Pharmacists are predicting a rush of people will try low-dose medicinal cannabis when it becomes available without prescription, as doctors recommend talking with general practitioners first before taking the medicine.
A final decision this week by the Therapeutic Good Administration to make low-dose cannabidiol (CBD) available for sale behind-the-counter without prescription came as a surprise to the medical, pharmaceutical and medicinal cannabis manufacturing industries.

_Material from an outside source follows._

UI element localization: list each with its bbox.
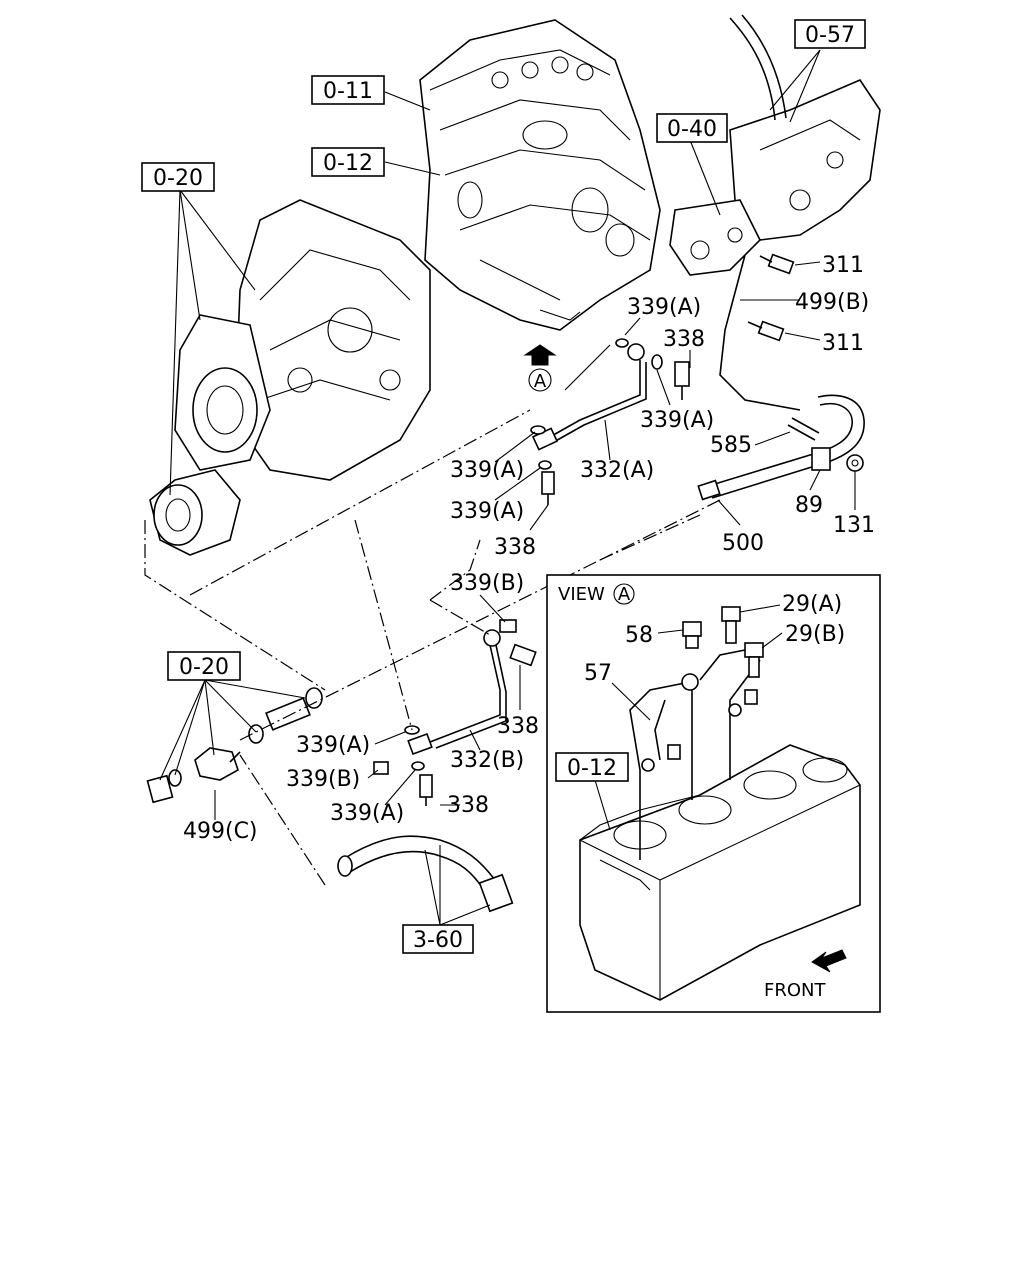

The particulars of what this low-dose CBD will be used to treat are not yet clear, but it may be offered as a relief for pain, nausea, anxiety or sleeping issues.
Australian Pharmacy Guild Tasmanian president John Downing said pharmacists are likely to be cautious about recommending the drug until there is evidence that it is effective as a first-line of treatment.
He added that CBD does not cause any psychoactive effects – a person cannot get high from this CBD – with the CBD made from plant product with less than 1 per cent THC.
“There has been a lot of publicity around medicinal cannabis and people will want to try it, but if it is expensive people won’t buy it, and we have absolutely no idea what they are going to charge for it,” Mr Dowling said.
“It will be used to help treat mild pain, migraines, potentially to help treat nausea, some people might find it has a sedative affect so it could be used as a mild relaxant to help you sleep,” he said.
“But there is not a lot of solid evidence out there about how effective it is … obviously the TGA thinks that some people will benefit from its availability.”
Royal Australian College of General Practitioners (RACGP) state chair Tim Jackson said the medical fraternity were surprised that the changes to CBD had passed, and cautioned people to first speak with their doctor before seeking out CBD.
Dr Jackson said it is not recommended for people who are pregnant or breastfeeding, or for people with mental health issues like depression or schizophrenia.
He said there was some evidence that medicinal cannabis is good for people with chronic pain where traditional remedies have failed, for people with nausea and vomiting particularly when it is associated with cancer treatment, for pain and stiffness associated with multiple sclerosis and for refractory epilepsy, particularly in children.
“We are a little bit surprised that it has been passed…they have decided to go with low dose products and I presume the safety profile is reassuring,” he said.
“My concern is that if it is over the counter at a chemist, whether there is enough rigor in the proscribing.
“People would be looking to use this for chronic conditions…Before they go out and buy it themselves they are better off checking with their GP who knows their past history, who knows their medications. Maybe medicinal cannabis can be part of their management regime but there may be other things they should consider.”